I wasn’t born with huge lucks, as many people out there were. I have so many flaws, that oftentimes make me hate my life so much.
I was a person who didn’t even have any confidence at all. I couldn’t find any positive side of me, and since I couldn’t show off, no one could really find it.
I was a coward, especially in my school. I couldn’t really speak up, I was too shy, and actually being a club leader was really out of my character. Basically, I wasn’t that shy. But since my image at first was “an introvert”, “a shy girl”, things like that, it was kind of awkward to suddenly speak up, etc (ok that all was actually only in my mind). Okay, moving on.
I don’t have so many friends. I can’t build a great relationship with others. I don’t have the power to speak up on something.
I’m not really smart, my score was actually pathetic, I couldn’t really catch up on science nor math, thus the struggle was really painful.
In the place with high standards and expectations, I can’t stand out at anything. Don’t get me wrong, I don’t say that I’m dumb at everything. I’m just—
I’m just a common girl with common abilities, not a brilliant nor goofy. It sometimes makes me really gloomy. Why can’t I stand out at something? I want to be able to do something that makes me special.

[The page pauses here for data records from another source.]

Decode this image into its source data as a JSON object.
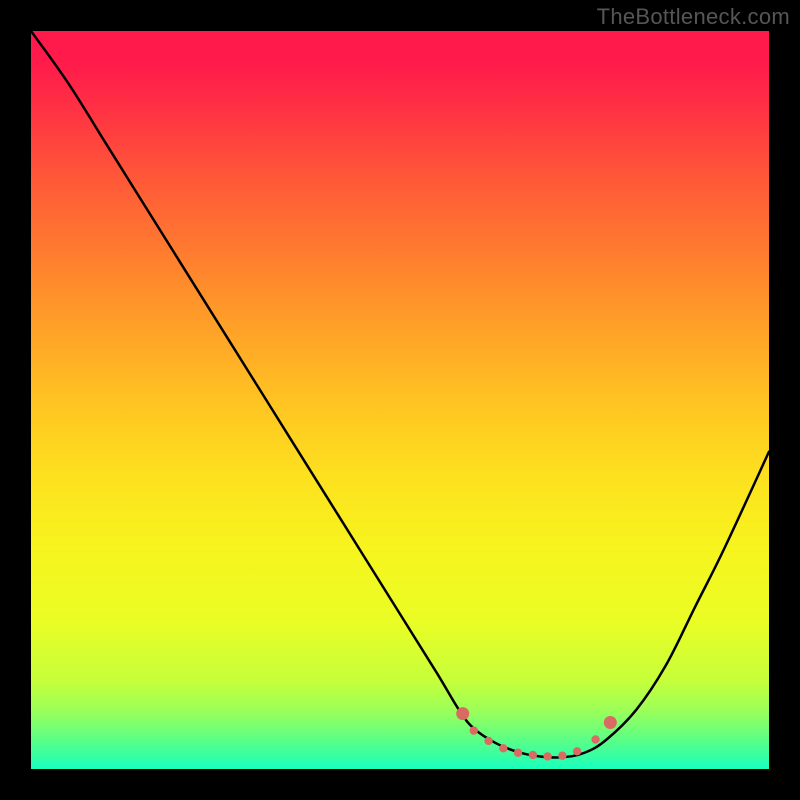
{
  "watermark": "TheBottleneck.com",
  "colors": {
    "background": "#000000",
    "curve_stroke": "#000000",
    "marker_fill": "#d96b63",
    "gradient_top": "#ff1a4b",
    "gradient_bottom": "#1affc0"
  },
  "chart_data": {
    "type": "line",
    "title": "",
    "xlabel": "",
    "ylabel": "",
    "xlim": [
      0,
      100
    ],
    "ylim": [
      0,
      100
    ],
    "grid": false,
    "legend": false,
    "series": [
      {
        "name": "bottleneck_curve",
        "x": [
          0,
          5,
          10,
          15,
          20,
          25,
          30,
          35,
          40,
          45,
          50,
          55,
          58,
          60,
          63,
          66,
          69,
          72,
          75,
          78,
          82,
          86,
          90,
          94,
          100
        ],
        "y": [
          100,
          93,
          85,
          77,
          69,
          61,
          53,
          45,
          37,
          29,
          21,
          13,
          8,
          5.5,
          3.5,
          2.3,
          1.7,
          1.6,
          2.2,
          4,
          8,
          14,
          22,
          30,
          43
        ]
      }
    ],
    "markers": [
      {
        "x": 58.5,
        "y": 7.5
      },
      {
        "x": 60,
        "y": 5.2
      },
      {
        "x": 62,
        "y": 3.8
      },
      {
        "x": 64,
        "y": 2.8
      },
      {
        "x": 66,
        "y": 2.2
      },
      {
        "x": 68,
        "y": 1.9
      },
      {
        "x": 70,
        "y": 1.7
      },
      {
        "x": 72,
        "y": 1.8
      },
      {
        "x": 74,
        "y": 2.4
      },
      {
        "x": 76.5,
        "y": 4.0
      },
      {
        "x": 78.5,
        "y": 6.3
      }
    ]
  }
}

A few times ago, I read a book called Totto-chan’s Children by Tetsuko Kuroyanagi. She was a UNICEF Goodwill ambassador for 1984—1997. That book definitely blew my mind. That was about Tetsuko’s goodwill journey to the children around the world, especially the place with a miserable condition such as drought, war, and more.
Somewhere out there, there are so many children who don’t even have any power to cry, to smile, moreover haven’t even taste milk. There are so many people out there who can’t even live peacefully, and there are actually so many Africans never see animal except dying bird or fly.
There are so many people who only want to be able to continue alive,
And they never complaining,
They keep continue their lives with such horribleness and wishing good for each other.
It made me cry a lot, and it slapped me really hard. I never realize how I keep wasting all the resources I have, and how I am surrounded by so many beautiful things.
Things that I’ve been learning to be more grateful for:
- Getting enough (or even many) foods
- Surrounded by clean water
- Health and I’m grateful to be born without any disability
- Fresh air
- Being able to live peacefully, without worrying about terrorism, or war
- Comfortable home without paying rent
- Good quality education, plus additional courses
- Living in rich land, with lush neutral soil, with tropical rainforest, and low-temperature amplitude
- Harmonic family
- Amazing conducive circumstances, include amazing friends
- And so much more
I started to love my life, with all the beautiful things I have, and being more aware of how lucky I actually am. I started to give thanks to my friends more, for accepting me as I am, for teaching me so many things, for their part of my journey without they even realize. Simply, I’m grateful for their existence. Even though it needs lots of courage, and sometimes it’s really awkward, I just try to be more aware.
I started to thank the earth, for giving me so many resources to continue alive. I started to be more aware of the environment, I started to love animals more, I started to be a more decent human being.
And the most important,
I really thank God for all the opportunities I have, for Giving me this awareness, for Giving me chance to be a better self. Thank God for giving me chance to live.
I’m grateful for being able to take a deep breath without any difficulty.